Website security checklist

This 'website security checklist' article is supplied by Web Site Security, where you can find more information about website security checklist.

An Assessment of Website Security Considerations



Alas, there are various ways in which website security can be compromised. For example, security risks exist that affect Web servers and LANs (local area networks) on which Web sites reside, even by the natural use of a Web browser.

Web Masters shoulder the responsibility when managing the gravest risks. As soon as a Web server is installed at a site, a porthole is made in the local area network through which anyone who's on the Internet can peer. Obviously, on the whole web site visitors look at no more than what they are meant to see, but some attempt to locate elements of the site which are not designed to be observable by the public. Dishonest visitors intend to go further than merely look; they try to unbolt the window and slither in. The damage they could cause might be sheer vandalism, such as changing the website's home page with theirs that might say or display absolutely anything at all, or it might be larceny, like gaining possession of a customers or orders list.

It is difficult to avoid the likelihood that complex software contains bugs. Regardless of how methodically it is tested, there is typically a certain permutation of events or user actions, even if it may crop up infrequently, which brings about a failure. Computer software bugs create gaps in system security. A Web server is complex software which can quite possibly include a security hole.

It is not only the intricacy of a Web server which can create a glitch, but also its open architecture. Consider a CGI script as an illustration. A CGI script can be run at the server in reply to a remote request from a client. It could be a request from a program or even the click of a button in a browser. If the CGI script includes a bug, there could be a chance of a security violation.

Network Administrators also have to face problems from Web servers due to the risk they pose to the security of the local area network. Despite the fact that there must be no unauthorized intrusions, admittance must be given to website visitors. This means that access to the network has to be controlled. The Administrator therefore needs to perform a delicate balancing act. Even the most robust firewall can be undermined if the Web server is configured poorly. Concomitant with this constraint, normal use of the website may be not viable if the firewall is configured poorly. Reaching an ideal solution is yet more difficult if an intranet forms a constituent of the system. Commonly, the Web server in that case must be configured to recognize and authenticate domains and user groups, which are likely to have varying permission levels and access privileges.

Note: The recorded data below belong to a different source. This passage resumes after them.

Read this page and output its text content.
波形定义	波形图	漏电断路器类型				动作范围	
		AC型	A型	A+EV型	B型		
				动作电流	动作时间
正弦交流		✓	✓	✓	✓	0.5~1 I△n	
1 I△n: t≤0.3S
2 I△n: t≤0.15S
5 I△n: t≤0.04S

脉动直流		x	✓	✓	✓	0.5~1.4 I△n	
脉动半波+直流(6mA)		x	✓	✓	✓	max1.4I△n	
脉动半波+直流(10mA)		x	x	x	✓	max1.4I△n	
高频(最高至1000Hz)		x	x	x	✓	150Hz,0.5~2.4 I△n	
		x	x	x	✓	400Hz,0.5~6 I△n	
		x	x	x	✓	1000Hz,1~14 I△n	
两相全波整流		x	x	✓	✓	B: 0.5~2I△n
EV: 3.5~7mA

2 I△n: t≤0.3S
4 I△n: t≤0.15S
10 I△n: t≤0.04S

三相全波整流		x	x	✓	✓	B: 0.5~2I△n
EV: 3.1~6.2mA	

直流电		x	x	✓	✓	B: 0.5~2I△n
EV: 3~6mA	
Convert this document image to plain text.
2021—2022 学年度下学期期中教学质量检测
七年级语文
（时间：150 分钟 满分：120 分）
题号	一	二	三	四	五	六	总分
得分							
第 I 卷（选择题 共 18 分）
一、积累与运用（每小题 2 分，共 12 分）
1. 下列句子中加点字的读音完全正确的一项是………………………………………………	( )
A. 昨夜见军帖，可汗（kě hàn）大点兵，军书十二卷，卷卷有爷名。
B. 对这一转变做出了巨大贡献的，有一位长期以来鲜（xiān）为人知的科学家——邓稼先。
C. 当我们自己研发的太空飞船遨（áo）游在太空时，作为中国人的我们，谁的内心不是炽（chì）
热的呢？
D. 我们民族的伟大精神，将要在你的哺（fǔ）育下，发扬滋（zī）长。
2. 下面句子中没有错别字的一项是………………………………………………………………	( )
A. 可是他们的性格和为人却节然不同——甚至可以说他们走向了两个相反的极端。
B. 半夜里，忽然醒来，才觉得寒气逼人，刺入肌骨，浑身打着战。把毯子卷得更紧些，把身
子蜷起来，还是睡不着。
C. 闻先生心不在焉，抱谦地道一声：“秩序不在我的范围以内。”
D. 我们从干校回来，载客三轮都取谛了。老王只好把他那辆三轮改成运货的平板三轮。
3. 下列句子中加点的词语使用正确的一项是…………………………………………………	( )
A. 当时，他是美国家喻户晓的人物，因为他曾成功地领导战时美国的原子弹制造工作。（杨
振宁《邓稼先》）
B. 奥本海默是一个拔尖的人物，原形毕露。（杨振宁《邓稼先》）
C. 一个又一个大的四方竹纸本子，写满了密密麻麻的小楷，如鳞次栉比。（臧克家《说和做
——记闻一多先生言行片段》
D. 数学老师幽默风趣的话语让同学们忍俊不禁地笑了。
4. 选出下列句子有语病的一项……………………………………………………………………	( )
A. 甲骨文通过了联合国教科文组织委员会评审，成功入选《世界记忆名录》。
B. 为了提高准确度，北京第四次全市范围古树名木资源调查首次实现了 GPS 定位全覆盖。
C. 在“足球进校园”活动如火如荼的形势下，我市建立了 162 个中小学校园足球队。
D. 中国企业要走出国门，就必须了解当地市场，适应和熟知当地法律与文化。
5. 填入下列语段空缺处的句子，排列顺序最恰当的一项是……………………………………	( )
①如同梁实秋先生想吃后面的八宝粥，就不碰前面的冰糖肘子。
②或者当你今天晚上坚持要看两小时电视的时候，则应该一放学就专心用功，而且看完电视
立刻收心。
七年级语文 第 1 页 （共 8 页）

Suggestion: For ideas as regards a special viewpoint of website security, such as "website security checklist", look for the full phrase on the Internet.

Almost all people using a browser to surf the Web suppose that they are doing it anonymously and safely. This is not correct. Web browsers are able to run autonomous programs on the local machine that are hosted by a web site. Modern browsers show a warning and ask authorization to run these kinds of programs. Well-known commonly as "active content", e.g., ActiveX controls or Java applets, these programs, if malicious, might easily inject a virus or other hazardous software on the browser user's machine. Once it's in the system it can cause all kinds of havoc and may be very problematical to remove.

This is also a worry for Network Administrators. Web browsers make available a path for potentially malicious software to filter all the way through the local area network's firewall. Once it is in the system, the harm it may inflict can stretch from surreptitiously appropriating private data to wilful demolition.

Besides the problems in re active content, just browsing the Internet records a trail of the user's activities in the browser's history. This may be utilised by web sites and installed software programs to ascertain a precise report of the user's behavior and interests. Whereas this may be thought of as an invasion of privacy by some, it can be positively effective by offering related content instantaneously, so relieving the user of the job of trying to find it.

Confidentiality is a topic which concerns not only browser users but also Web Masters and Network Administrators in the actual transmission of data via the Internet. TCP/IP (Transmission Control Protocol/Internet Protocol) is the fundamental language of communication for the Internet. When it was formed, security wasn't the principal aspect of its blueprint. Both network and Internet transmissions should therefore not be considered as essentially confidential. Any time the browser on a local machine downloads a private document from the remote Web server, or the browser user fills in a form with personal information and clicks the 'Submit' button, the transmitted information could be intercepted without consent.

To find out more about 'website security checklist', visit website-security.biz.